With Rainy Day Books celebrating its 35th anniversary today, bookseller Geoffrey Jennings, son of store founder and current owner, Vivien Jennings, insisted that the secret to store’s longevity is simply that they are doing what they’ve always done since his mother opened a 450-square-foot used paperback bookstore in Fairway, Kans. in 1975: sell books.

“We have no café, we have no toys,” Jennings declared, “We’re doing what we should be doing as purveyors of culture.” He conceded, however, that Rainy Day, which currently occupies a 3,000-square-foot retail space and sells only new books, also sells greeting cards, notecards, blank journals, a few regional magazines, and bags of chocolate almonds made by a local chocolatier, though the “only reason we sell the chocolate is to save people 10 minutes, so they don’t have to drive into Missouri” to purchase the product directly.

While it does not sell devices for reading e-books, Rainy Day has begun selling e-books on its website through the ABA’s IndieCommerce program. There are also plans in place to set up high-powered Macintosh computers inside the store for customers’ use in purchasing e-books. Thus far, only a “token amount” of e-books have been sold through the store’s site.

“Vivien [Jennings] is intuitively adaptive to what the market needs from a bookstore,” Jennings explained, of the store’s concession to current trends while remaining true to its mission. “Roger [Doeren, her life and business partner] knows how to execute that change.”

Rainy Day grossed $1.5 million in sales this past year.

Although Rainy Day maintains a website and a Facebook page with 1,600 friends, and Jennings himself regularly tweets store happenings and book news, he downplays the importance of social media in favor of good, old-fashioned human interaction. For Jennings and his 16 full-time and part-time colleagues, it’s all about cutting through the noise and distractions in an increasingly technology-obsessed society to continue handselling books in their community and, in doing so, build a loyal customer base. “What’s real, what’s authentic, is what’s happening in the store,” Jennings said, “You can sell a lot more books if you actually have the customer in the store, and are engaging with them, rather than e-mailing someone.”

One method that’s worked well for Rainy Day in effectively building up and maintaining a loyal customer base is hosting author events in collaboration with local businesses and organizations, with the price of admission being the purchase of a book. “Across the board, large or small, it doesn’t matter; people have to buy a book to attend,” Jennings explained, “After all, there’s the expectation on the part of authors and publishers that we sell books.
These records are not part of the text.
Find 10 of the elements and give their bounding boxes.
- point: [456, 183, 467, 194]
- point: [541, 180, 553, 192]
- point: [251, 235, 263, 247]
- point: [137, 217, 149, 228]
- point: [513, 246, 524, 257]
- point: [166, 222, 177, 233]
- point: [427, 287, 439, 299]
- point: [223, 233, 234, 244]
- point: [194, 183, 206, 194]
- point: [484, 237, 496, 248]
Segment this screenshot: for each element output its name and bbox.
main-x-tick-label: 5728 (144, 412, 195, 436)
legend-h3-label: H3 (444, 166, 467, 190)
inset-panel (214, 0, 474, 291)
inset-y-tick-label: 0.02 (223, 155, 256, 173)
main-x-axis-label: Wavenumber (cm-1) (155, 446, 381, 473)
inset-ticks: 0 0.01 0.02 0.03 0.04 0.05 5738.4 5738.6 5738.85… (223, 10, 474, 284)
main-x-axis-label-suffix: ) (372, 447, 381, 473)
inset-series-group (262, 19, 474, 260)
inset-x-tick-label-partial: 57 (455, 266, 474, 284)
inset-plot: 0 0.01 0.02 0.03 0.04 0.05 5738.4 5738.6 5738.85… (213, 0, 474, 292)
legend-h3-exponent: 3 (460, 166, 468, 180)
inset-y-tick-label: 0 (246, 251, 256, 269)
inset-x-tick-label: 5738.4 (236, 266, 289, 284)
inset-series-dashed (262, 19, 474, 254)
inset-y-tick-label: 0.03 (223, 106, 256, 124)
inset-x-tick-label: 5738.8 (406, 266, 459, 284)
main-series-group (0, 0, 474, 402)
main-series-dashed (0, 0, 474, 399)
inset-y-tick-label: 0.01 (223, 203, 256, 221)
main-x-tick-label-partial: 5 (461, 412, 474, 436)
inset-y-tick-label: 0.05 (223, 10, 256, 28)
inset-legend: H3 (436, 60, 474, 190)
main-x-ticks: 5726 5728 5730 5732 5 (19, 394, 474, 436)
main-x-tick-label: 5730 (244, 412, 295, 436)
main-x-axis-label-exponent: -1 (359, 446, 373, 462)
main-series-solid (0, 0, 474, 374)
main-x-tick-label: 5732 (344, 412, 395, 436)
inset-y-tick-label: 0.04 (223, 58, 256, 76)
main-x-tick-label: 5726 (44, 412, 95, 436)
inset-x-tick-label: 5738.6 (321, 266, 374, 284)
Some authors [like David Sedaris] are insisting on it.”

The store hosts more than 250 public events each year, with audiences ranging from 20 to 2,000. In September, a “Celebration of the Book,” of back-to-back appearances over the course of four nights featuring Susan Casey, Terry McMillan, Jonathan Franzen, and Diana Gabaldon, attracted a total of 2,000 booklovers to the store’s regular offsite venue. A few weeks later, an appearance by Rick Riordan, promoting his latest middle-grade novel, The Lost Hero, drew 1,285. On October 25, in partnership with the Kansas City Public Library, Rainy Day hosted an appearance by the famously reclusive cartoonist Garry Trudeau, discussing his life and career on the eve of the release of 40: A Doonesbury Retrospective (Andrews McMeel). The event drew 700 attendees to the Kansas City Public Library.

Looking into the future, Jennings doesn’t anticipate that Rainy Day will change its emphasis on handselling books and promoting authors. “The value we will continue to offer is matching people and books, not just selling them something lying on the counter,” he insisted, “You can’t put a pricetag on that or electronify that.”